Toutes ces évolutions ne doivent cependant pas occulter les inégalités sociales qui se répercutent également sur la condition féminine. On remarque même une certaine dualisation des destins féminins. A un bout de l’échelle, il y a les femmes bénéficiant à la fois d’un bon niveau d’instruction, d’une carrière intéressante et bien rémunérée, d’une prise en charge de leurs enfants compatible avec l’exercice d’une activité professionnelle, des conditions de logement favorables, etc … celles-ci parviennent ainsi sans trop de difficultés à concilier féminité, maternité et accomplissement personnel dans un travail plutôt valorisant. A l’autre bout de l’échelle sociale, des femmes subissent la précarisation de l’emploi, le manque de moyens peu coûteux pour la garde des enfants, la charge des tâches domestiques. Ces femmes sont peu préparées et peu aidées pour concilier leur rôle de femme, mère et travailleuse dans de bonnes conditions. Plus de liberté donc, mais parfois chèrement payée !
E. – Conséquences…
Le lien conjugal se révèle donc plus fragile amenant comme conséquence la multiplication des formes familiales mais aussi des personnes vivant seules (en Belgique, un tiers des ménages est composé d’une seule personne). Si la forme familiale majoritaire reste la « famille classique » composée de parents et d’enfants du même lit, à côté se multiplient d’autres formes familiales comme les familles monoparentales d’une part et d’autre part les familles recomposées.

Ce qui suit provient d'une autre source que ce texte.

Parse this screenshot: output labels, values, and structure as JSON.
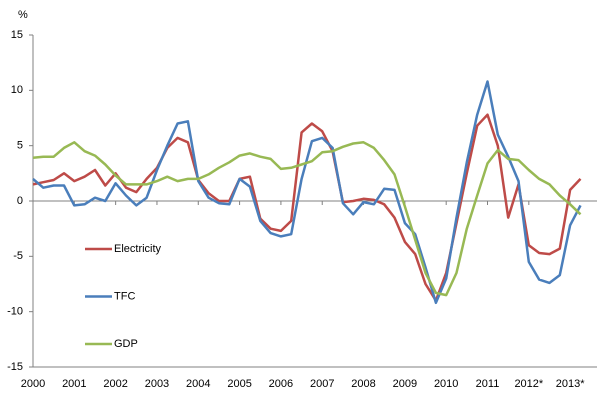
{
  "chart_data": {
    "type": "line",
    "y_label": "%",
    "x": [
      2000,
      2000.25,
      2000.5,
      2000.75,
      2001,
      2001.25,
      2001.5,
      2001.75,
      2002,
      2002.25,
      2002.5,
      2002.75,
      2003,
      2003.25,
      2003.5,
      2003.75,
      2004,
      2004.25,
      2004.5,
      2004.75,
      2005,
      2005.25,
      2005.5,
      2005.75,
      2006,
      2006.25,
      2006.5,
      2006.75,
      2007,
      2007.25,
      2007.5,
      2007.75,
      2008,
      2008.25,
      2008.5,
      2008.75,
      2009,
      2009.25,
      2009.5,
      2009.75,
      2010,
      2010.25,
      2010.5,
      2010.75,
      2011,
      2011.25,
      2011.5,
      2011.75,
      2012,
      2012.25,
      2012.5,
      2012.75,
      2013,
      2013.25
    ],
    "series": [
      {
        "name": "Electricity",
        "color": "#be4b48",
        "values": [
          1.5,
          1.7,
          1.9,
          2.5,
          1.8,
          2.2,
          2.8,
          1.4,
          2.5,
          1.2,
          0.8,
          2.0,
          3.0,
          4.8,
          5.7,
          5.3,
          1.9,
          0.7,
          0.0,
          0.0,
          2.0,
          2.2,
          -1.6,
          -2.5,
          -2.7,
          -1.8,
          6.2,
          7.0,
          6.3,
          4.5,
          -0.1,
          0.0,
          0.2,
          0.1,
          -0.3,
          -1.5,
          -3.7,
          -4.8,
          -7.5,
          -9.0,
          -6.5,
          -2.0,
          2.5,
          6.8,
          7.8,
          5.0,
          -1.5,
          1.5,
          -4.0,
          -4.7,
          -4.8,
          -4.3,
          1.0,
          2.0
        ]
      },
      {
        "name": "TFC",
        "color": "#4a7ebb",
        "values": [
          2.0,
          1.2,
          1.4,
          1.4,
          -0.4,
          -0.3,
          0.3,
          0.0,
          1.6,
          0.5,
          -0.4,
          0.3,
          2.8,
          5.0,
          7.0,
          7.2,
          1.8,
          0.3,
          -0.2,
          -0.3,
          2.0,
          1.3,
          -1.8,
          -2.9,
          -3.2,
          -3.0,
          2.0,
          5.4,
          5.7,
          4.8,
          -0.2,
          -1.2,
          -0.1,
          -0.3,
          1.1,
          1.0,
          -2.0,
          -3.0,
          -6.0,
          -9.2,
          -7.0,
          -1.5,
          3.5,
          7.8,
          10.8,
          6.0,
          4.0,
          1.8,
          -5.5,
          -7.1,
          -7.4,
          -6.7,
          -2.2,
          -0.4
        ]
      },
      {
        "name": "GDP",
        "color": "#98b954",
        "values": [
          3.9,
          4.0,
          4.0,
          4.8,
          5.3,
          4.5,
          4.1,
          3.3,
          2.3,
          1.5,
          1.5,
          1.5,
          1.8,
          2.2,
          1.8,
          2.0,
          2.0,
          2.4,
          3.0,
          3.5,
          4.1,
          4.3,
          4.0,
          3.8,
          2.9,
          3.0,
          3.3,
          3.6,
          4.4,
          4.5,
          4.9,
          5.2,
          5.3,
          4.8,
          3.7,
          2.4,
          -0.5,
          -3.5,
          -6.5,
          -8.3,
          -8.5,
          -6.5,
          -2.5,
          0.5,
          3.4,
          4.6,
          3.8,
          3.7,
          2.8,
          2.0,
          1.5,
          0.5,
          -0.3,
          -1.2
        ]
      }
    ],
    "xlim": [
      2000,
      2013.65
    ],
    "xticks": [
      2000,
      2001,
      2002,
      2003,
      2004,
      2005,
      2006,
      2007,
      2008,
      2009,
      2010,
      2011,
      {
        "value": 2012,
        "label": "2012*"
      },
      {
        "value": 2013,
        "label": "2013*"
      }
    ],
    "ylim": [
      -15,
      15
    ],
    "yticks": [
      -15,
      -10,
      -5,
      0,
      5,
      10,
      15
    ],
    "grid": false,
    "legend": "left"
  }
}
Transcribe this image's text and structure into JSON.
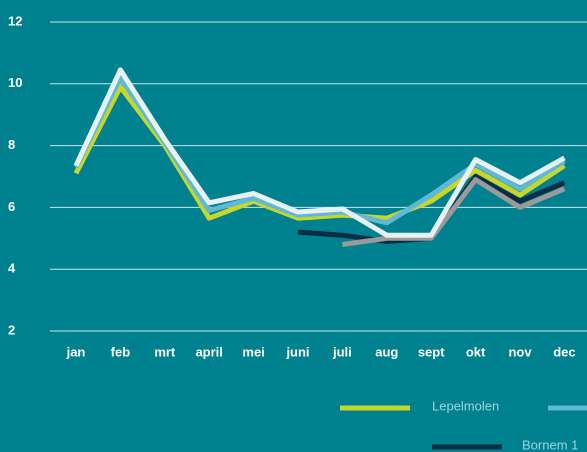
{
  "chart_data": {
    "type": "line",
    "categories": [
      "jan",
      "feb",
      "mrt",
      "april",
      "mei",
      "juni",
      "juli",
      "aug",
      "sept",
      "okt",
      "nov",
      "dec"
    ],
    "series": [
      {
        "name": "Lepelmolen",
        "color": "#c8d62b",
        "values": [
          7.1,
          9.9,
          8.0,
          5.65,
          6.2,
          5.65,
          5.75,
          5.65,
          6.2,
          7.2,
          6.4,
          7.35
        ]
      },
      {
        "color": "#5fb8d4",
        "values": [
          7.3,
          10.2,
          8.1,
          5.9,
          6.3,
          5.75,
          5.85,
          5.5,
          6.4,
          7.4,
          6.6,
          7.5
        ]
      },
      {
        "name": "Bornem 1",
        "color": "#0b2c45",
        "values": [
          null,
          null,
          null,
          null,
          null,
          5.2,
          5.1,
          4.9,
          5.0,
          7.0,
          6.2,
          6.8
        ]
      },
      {
        "color": "#9a9a9a",
        "values": [
          null,
          null,
          null,
          null,
          null,
          null,
          4.8,
          5.0,
          5.0,
          6.9,
          6.0,
          6.6
        ]
      },
      {
        "color": "#e8f1f3",
        "values": [
          7.35,
          10.45,
          8.2,
          6.15,
          6.45,
          5.85,
          5.95,
          5.1,
          5.1,
          7.55,
          6.8,
          7.6
        ]
      }
    ],
    "ylim": [
      2,
      12
    ],
    "yticks": [
      2,
      4,
      6,
      8,
      10,
      12
    ],
    "grid": true
  }
}
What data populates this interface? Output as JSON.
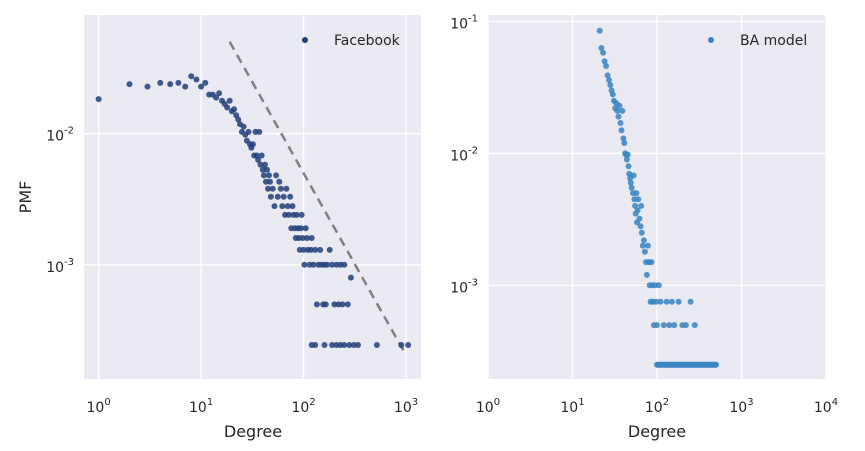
{
  "chart_data": [
    {
      "type": "scatter",
      "xscale": "log",
      "yscale": "log",
      "xlim": [
        0.72,
        1400
      ],
      "ylim": [
        0.000135,
        0.08
      ],
      "xlabel": "Degree",
      "ylabel": "PMF",
      "xticks": [
        "0",
        "1",
        "2",
        "3"
      ],
      "yticks": [
        "-3",
        "-2"
      ],
      "legend_position": "upper right",
      "grid": true,
      "series": [
        {
          "name": "Facebook",
          "color": "#213f7a",
          "points": [
            [
              1,
              0.0183
            ],
            [
              2,
              0.0238
            ],
            [
              3,
              0.0228
            ],
            [
              4,
              0.0243
            ],
            [
              5,
              0.0238
            ],
            [
              6,
              0.0243
            ],
            [
              7,
              0.0228
            ],
            [
              8,
              0.0273
            ],
            [
              9,
              0.0258
            ],
            [
              10,
              0.0228
            ],
            [
              11,
              0.0243
            ],
            [
              12,
              0.0198
            ],
            [
              13,
              0.0198
            ],
            [
              14,
              0.0188
            ],
            [
              15,
              0.0203
            ],
            [
              16,
              0.0178
            ],
            [
              17,
              0.0168
            ],
            [
              18,
              0.0158
            ],
            [
              19,
              0.0178
            ],
            [
              20,
              0.0148
            ],
            [
              21,
              0.0153
            ],
            [
              22,
              0.0138
            ],
            [
              23,
              0.0128
            ],
            [
              24,
              0.0118
            ],
            [
              25,
              0.0103
            ],
            [
              26,
              0.0113
            ],
            [
              27,
              0.0098
            ],
            [
              28,
              0.0088
            ],
            [
              29,
              0.0103
            ],
            [
              30,
              0.0083
            ],
            [
              31,
              0.0078
            ],
            [
              32,
              0.0083
            ],
            [
              33,
              0.0068
            ],
            [
              34,
              0.0103
            ],
            [
              35,
              0.0068
            ],
            [
              36,
              0.0063
            ],
            [
              37,
              0.0103
            ],
            [
              38,
              0.0058
            ],
            [
              39,
              0.0068
            ],
            [
              40,
              0.0053
            ],
            [
              41,
              0.0048
            ],
            [
              42,
              0.0058
            ],
            [
              43,
              0.0043
            ],
            [
              44,
              0.0053
            ],
            [
              45,
              0.0038
            ],
            [
              46,
              0.0048
            ],
            [
              47,
              0.0043
            ],
            [
              48,
              0.0033
            ],
            [
              50,
              0.0038
            ],
            [
              52,
              0.0028
            ],
            [
              54,
              0.0048
            ],
            [
              56,
              0.0033
            ],
            [
              58,
              0.0043
            ],
            [
              60,
              0.0038
            ],
            [
              62,
              0.0028
            ],
            [
              64,
              0.0033
            ],
            [
              66,
              0.0024
            ],
            [
              68,
              0.0038
            ],
            [
              70,
              0.0028
            ],
            [
              72,
              0.0024
            ],
            [
              74,
              0.0033
            ],
            [
              76,
              0.0019
            ],
            [
              78,
              0.0028
            ],
            [
              80,
              0.0024
            ],
            [
              82,
              0.0019
            ],
            [
              84,
              0.0016
            ],
            [
              86,
              0.0024
            ],
            [
              88,
              0.0019
            ],
            [
              90,
              0.0016
            ],
            [
              92,
              0.0013
            ],
            [
              94,
              0.0019
            ],
            [
              96,
              0.0024
            ],
            [
              98,
              0.0016
            ],
            [
              100,
              0.0013
            ],
            [
              102,
              0.001
            ],
            [
              105,
              0.0019
            ],
            [
              108,
              0.0016
            ],
            [
              110,
              0.0013
            ],
            [
              115,
              0.001
            ],
            [
              118,
              0.0013
            ],
            [
              120,
              0.0016
            ],
            [
              125,
              0.001
            ],
            [
              130,
              0.0013
            ],
            [
              135,
              0.0005
            ],
            [
              140,
              0.001
            ],
            [
              145,
              0.0013
            ],
            [
              150,
              0.001
            ],
            [
              155,
              0.0005
            ],
            [
              160,
              0.001
            ],
            [
              165,
              0.0005
            ],
            [
              170,
              0.001
            ],
            [
              180,
              0.0013
            ],
            [
              190,
              0.001
            ],
            [
              200,
              0.0005
            ],
            [
              210,
              0.001
            ],
            [
              220,
              0.0005
            ],
            [
              230,
              0.001
            ],
            [
              240,
              0.0005
            ],
            [
              250,
              0.001
            ],
            [
              270,
              0.0005
            ],
            [
              290,
              0.0008
            ],
            [
              120,
              0.000245
            ],
            [
              130,
              0.000245
            ],
            [
              160,
              0.000245
            ],
            [
              190,
              0.000245
            ],
            [
              210,
              0.000245
            ],
            [
              230,
              0.000245
            ],
            [
              250,
              0.000245
            ],
            [
              280,
              0.000245
            ],
            [
              310,
              0.000245
            ],
            [
              340,
              0.000245
            ],
            [
              520,
              0.000245
            ],
            [
              900,
              0.000245
            ],
            [
              1050,
              0.000245
            ]
          ]
        }
      ],
      "reference_line": {
        "style": "dashed",
        "color": "#808080",
        "from": [
          19,
          0.05
        ],
        "to": [
          1000,
          0.000205
        ]
      }
    },
    {
      "type": "scatter",
      "xscale": "log",
      "yscale": "log",
      "xlim": [
        1,
        10000
      ],
      "ylim": [
        0.000195,
        0.112
      ],
      "xlabel": "Degree",
      "ylabel": "",
      "xticks": [
        "0",
        "1",
        "2",
        "3",
        "4"
      ],
      "yticks": [
        "-3",
        "-2",
        "-1"
      ],
      "legend_position": "upper right",
      "grid": true,
      "series": [
        {
          "name": "BA model",
          "color": "#3a84c2",
          "points": [
            [
              21,
              0.085
            ],
            [
              22,
              0.063
            ],
            [
              23,
              0.058
            ],
            [
              24,
              0.05
            ],
            [
              25,
              0.046
            ],
            [
              26,
              0.039
            ],
            [
              27,
              0.036
            ],
            [
              28,
              0.033
            ],
            [
              29,
              0.03
            ],
            [
              30,
              0.028
            ],
            [
              31,
              0.025
            ],
            [
              32,
              0.022
            ],
            [
              33,
              0.024
            ],
            [
              34,
              0.021
            ],
            [
              35,
              0.019
            ],
            [
              36,
              0.023
            ],
            [
              37,
              0.017
            ],
            [
              38,
              0.015
            ],
            [
              39,
              0.021
            ],
            [
              40,
              0.013
            ],
            [
              41,
              0.012
            ],
            [
              42,
              0.01
            ],
            [
              43,
              0.0098
            ],
            [
              44,
              0.009
            ],
            [
              45,
              0.0098
            ],
            [
              46,
              0.008
            ],
            [
              47,
              0.007
            ],
            [
              48,
              0.0065
            ],
            [
              49,
              0.006
            ],
            [
              50,
              0.0055
            ],
            [
              52,
              0.005
            ],
            [
              53,
              0.0068
            ],
            [
              54,
              0.0045
            ],
            [
              55,
              0.004
            ],
            [
              56,
              0.0035
            ],
            [
              57,
              0.005
            ],
            [
              58,
              0.003
            ],
            [
              59,
              0.0037
            ],
            [
              60,
              0.0045
            ],
            [
              62,
              0.0032
            ],
            [
              64,
              0.0028
            ],
            [
              65,
              0.004
            ],
            [
              66,
              0.0025
            ],
            [
              68,
              0.002
            ],
            [
              70,
              0.0022
            ],
            [
              72,
              0.0018
            ],
            [
              74,
              0.0015
            ],
            [
              76,
              0.0012
            ],
            [
              78,
              0.002
            ],
            [
              80,
              0.0015
            ],
            [
              82,
              0.001
            ],
            [
              84,
              0.00075
            ],
            [
              86,
              0.0015
            ],
            [
              88,
              0.001
            ],
            [
              90,
              0.00075
            ],
            [
              92,
              0.0005
            ],
            [
              95,
              0.001
            ],
            [
              98,
              0.00075
            ],
            [
              100,
              0.0005
            ],
            [
              105,
              0.001
            ],
            [
              110,
              0.00075
            ],
            [
              120,
              0.0005
            ],
            [
              130,
              0.00075
            ],
            [
              140,
              0.0005
            ],
            [
              150,
              0.00075
            ],
            [
              160,
              0.0005
            ],
            [
              180,
              0.00075
            ],
            [
              200,
              0.0005
            ],
            [
              220,
              0.0005
            ],
            [
              250,
              0.00075
            ],
            [
              280,
              0.0005
            ]
          ],
          "floor_band": {
            "y": 0.00025,
            "from": 100,
            "to": 500
          }
        }
      ]
    }
  ]
}
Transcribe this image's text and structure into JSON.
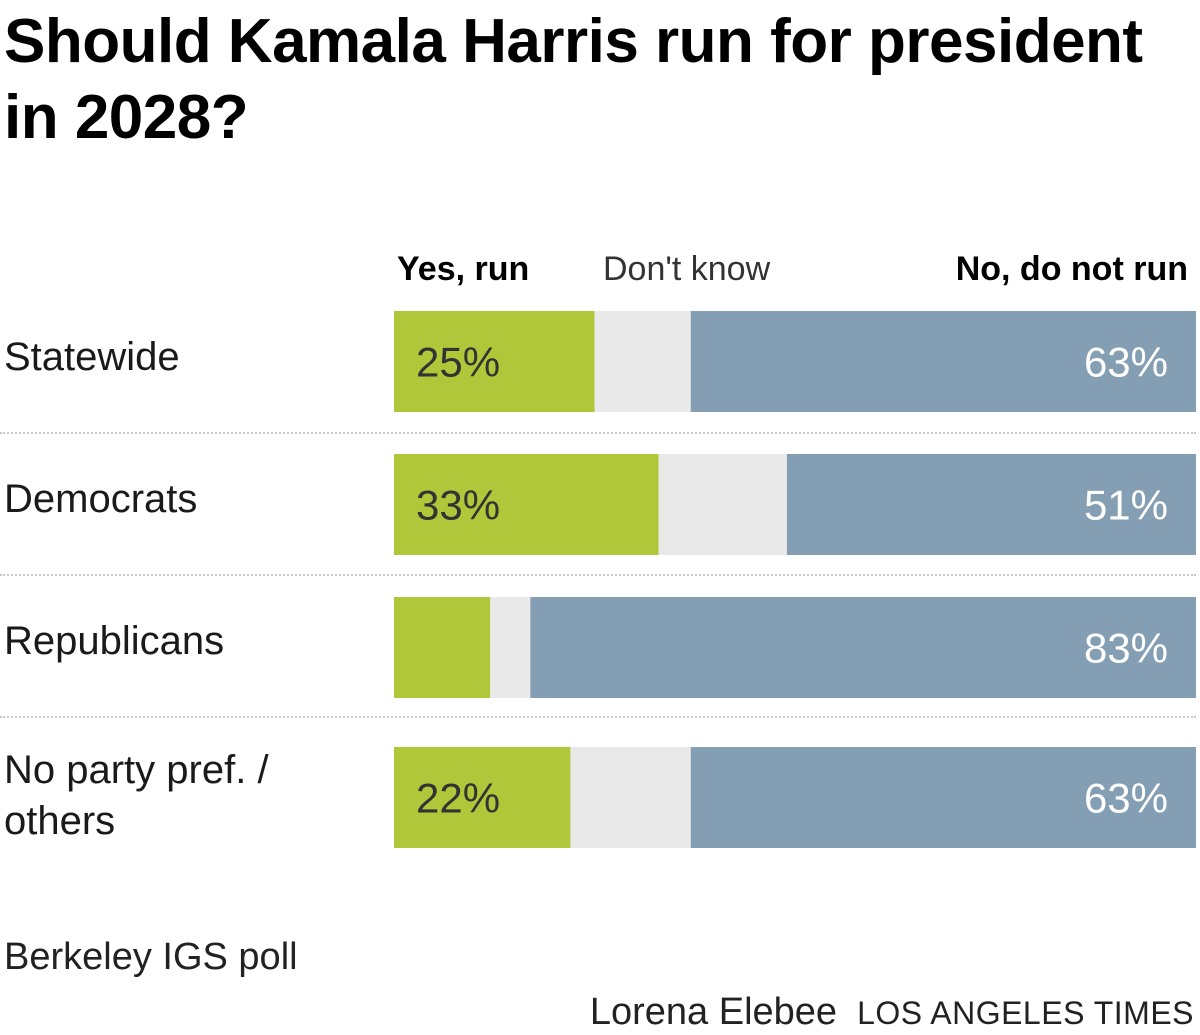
{
  "chart_data": {
    "type": "bar",
    "title": "Should Kamala Harris run for president in 2028?",
    "categories": [
      "Statewide",
      "Democrats",
      "Republicans",
      "No party pref. / others"
    ],
    "series": [
      {
        "name": "Yes, run",
        "values": [
          25,
          33,
          12,
          22
        ],
        "color": "#b1c73a",
        "label_color": "#333333"
      },
      {
        "name": "Don't know",
        "values": [
          12,
          16,
          5,
          15
        ],
        "color": "#e9e9e9",
        "label_color": "#333333"
      },
      {
        "name": "No, do not run",
        "values": [
          63,
          51,
          83,
          63
        ],
        "color": "#849fb3",
        "label_color": "#ffffff"
      }
    ],
    "data_labels": [
      [
        "25%",
        null,
        "63%"
      ],
      [
        "33%",
        null,
        "51%"
      ],
      [
        null,
        null,
        "83%"
      ],
      [
        "22%",
        null,
        "63%"
      ]
    ],
    "stacked": true,
    "orientation": "horizontal",
    "xlim": [
      0,
      100
    ],
    "legend_position": "top"
  },
  "labels": {
    "row_1": "Statewide",
    "row_2": "Democrats",
    "row_3": "Republicans",
    "row_4a": "No party pref. /",
    "row_4b": "others"
  },
  "credits": {
    "source": "Berkeley IGS poll",
    "author": "Lorena Elebee",
    "outlet": "LOS ANGELES TIMES"
  }
}
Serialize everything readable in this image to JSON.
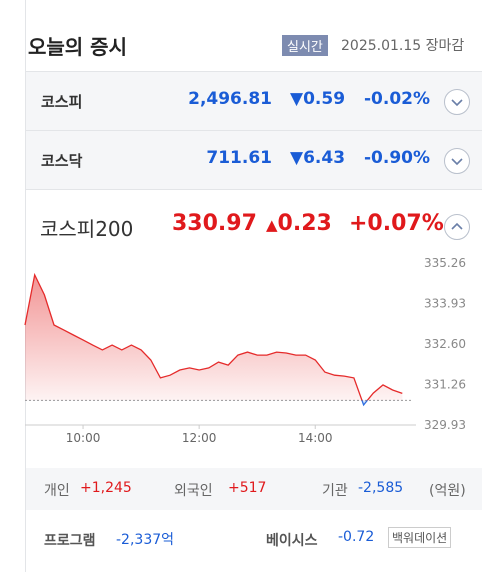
{
  "header": {
    "title": "오늘의 증시",
    "badge": "실시간",
    "date": "2025.01.15 장마감"
  },
  "indices": [
    {
      "name": "코스피",
      "value": "2,496.81",
      "change": "0.59",
      "rate": "-0.02%"
    },
    {
      "name": "코스닥",
      "value": "711.61",
      "change": "6.43",
      "rate": "-0.90%"
    }
  ],
  "featured": {
    "name": "코스피200",
    "value": "330.97",
    "change": "0.23",
    "rate": "+0.07%"
  },
  "chart_data": {
    "type": "line",
    "x": [
      "09:00",
      "09:10",
      "09:20",
      "09:30",
      "09:40",
      "09:50",
      "10:00",
      "10:10",
      "10:20",
      "10:30",
      "10:40",
      "10:50",
      "11:00",
      "11:10",
      "11:20",
      "11:30",
      "11:40",
      "11:50",
      "12:00",
      "12:10",
      "12:20",
      "12:30",
      "12:40",
      "12:50",
      "13:00",
      "13:10",
      "13:20",
      "13:30",
      "13:40",
      "13:50",
      "14:00",
      "14:10",
      "14:20",
      "14:30",
      "14:40",
      "14:50",
      "15:00",
      "15:10",
      "15:20",
      "15:30"
    ],
    "series": [
      {
        "color": "#e52b2b",
        "values": [
          333.22,
          334.87,
          334.21,
          333.22,
          333.06,
          332.89,
          332.73,
          332.56,
          332.4,
          332.56,
          332.4,
          332.56,
          332.4,
          332.07,
          331.48,
          331.57,
          331.74,
          331.81,
          331.74,
          331.81,
          332.0,
          331.9,
          332.23,
          332.33,
          332.23,
          332.23,
          332.33,
          332.3,
          332.23,
          332.23,
          332.07,
          331.67,
          331.57,
          331.54,
          331.48,
          330.59,
          330.98,
          331.25,
          331.08,
          330.97
        ]
      }
    ],
    "below_color": "#2f6fe0",
    "reference_line": 330.74,
    "xlim": [
      "09:00",
      "15:40"
    ],
    "xticks": [
      "10:00",
      "12:00",
      "14:00"
    ],
    "ylim": [
      329.93,
      335.26
    ],
    "yticks": [
      335.26,
      333.93,
      {
        "value": 332.6,
        "label": "332.60"
      },
      331.26,
      329.93
    ]
  },
  "investors": [
    {
      "label": "개인",
      "value": "+1,245"
    },
    {
      "label": "외국인",
      "value": "+517"
    },
    {
      "label": "기관",
      "value": "-2,585"
    }
  ],
  "unit": "(억원)",
  "program": {
    "label": "프로그램",
    "value": "-2,337억"
  },
  "basis": {
    "label": "베이시스",
    "value": "-0.72"
  },
  "basis_button": "백워데이션"
}
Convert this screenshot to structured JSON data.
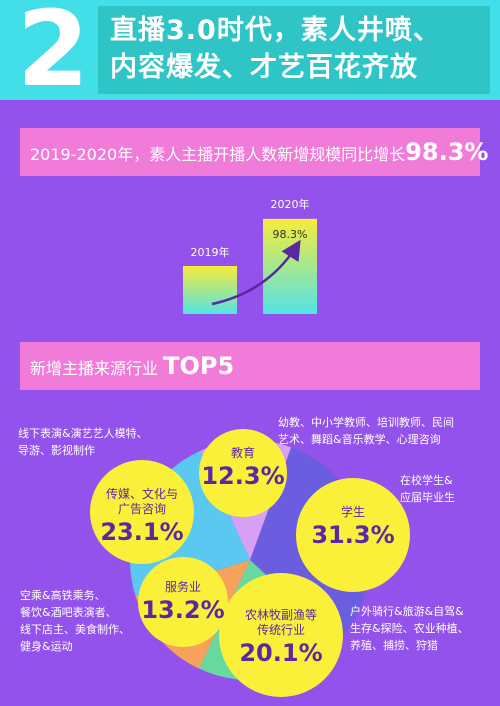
{
  "header": {
    "number": "2",
    "line1": "直播3.0时代，素人井喷、",
    "line2": "内容爆发、才艺百花齐放"
  },
  "band1": {
    "text": "2019-2020年，素人主播开播人数新增规模同比增长",
    "value": "98.3%"
  },
  "band2": {
    "text": "新增主播来源行业",
    "value": "TOP5"
  },
  "colors": {
    "background": "#9452ec",
    "header": "#43dfe9",
    "band": "#f07bd9",
    "bubble": "#faf03a",
    "bubble_text": "#5a28a0"
  },
  "chart_data": [
    {
      "type": "bar",
      "categories": [
        "2019年",
        "2020年"
      ],
      "values": [
        1,
        1.983
      ],
      "annotations": [
        "98.3%"
      ]
    },
    {
      "type": "pie",
      "labels": [
        "学生",
        "农林牧副渔等\n传统行业",
        "服务业",
        "传媒、文化与\n广告咨询",
        "教育"
      ],
      "values": [
        31.3,
        20.1,
        13.2,
        23.1,
        12.3
      ],
      "value_labels": [
        "31.3%",
        "20.1%",
        "13.2%",
        "23.1%",
        "12.3%"
      ],
      "slice_colors": [
        "#6b5de0",
        "#67d9a0",
        "#f6a25a",
        "#5ac8f0",
        "#d8a0f4"
      ],
      "notes": [
        "在校学生&\n应届毕业生",
        "户外骑行&旅游&自驾&\n生存&探险、农业种植、\n养殖、捕捞、狩猎",
        "空乘&高铁乘务、\n餐饮&酒吧表演者、\n线下店主、美食制作、\n健身&运动",
        "线下表演&演艺艺人模特、\n导游、影视制作",
        "幼教、中小学教师、培训教师、民间\n艺术、舞蹈&音乐教学、心理咨询"
      ]
    }
  ]
}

Si le divorce prend plus souvent l’allure d’un contrat de commun accord, on ne peut en déduire automatiquement un apaisement quant au vécu subjectif des partenaires en rupture.
Dans le passé, l’image sociale du couple restant uni par la protection des biens (maisons, épargnes …), le souci de conserver une famille pour les enfants (« on reste ensemble pour les enfants … ») primaient sur les sentiments. Relevons que ces situations pouvaient générer des souffrances au moins aussi vives que celles provoquées par un divorce.
Une autre conséquence du divorce réside dans l’appauvrissement des deux conjoints séparés, mais surtout de la femme dans la mesure où dans le couple c’est presque toujours celle-ci qui a le salaire le moins élevé ou qui a « choisi » un temps partiel.
Ces deux conséquences touchent aux deux aspects qui posent problème en cas de divorce, il s’agit des questions financières d’une part et de la garde des enfants d’autre part.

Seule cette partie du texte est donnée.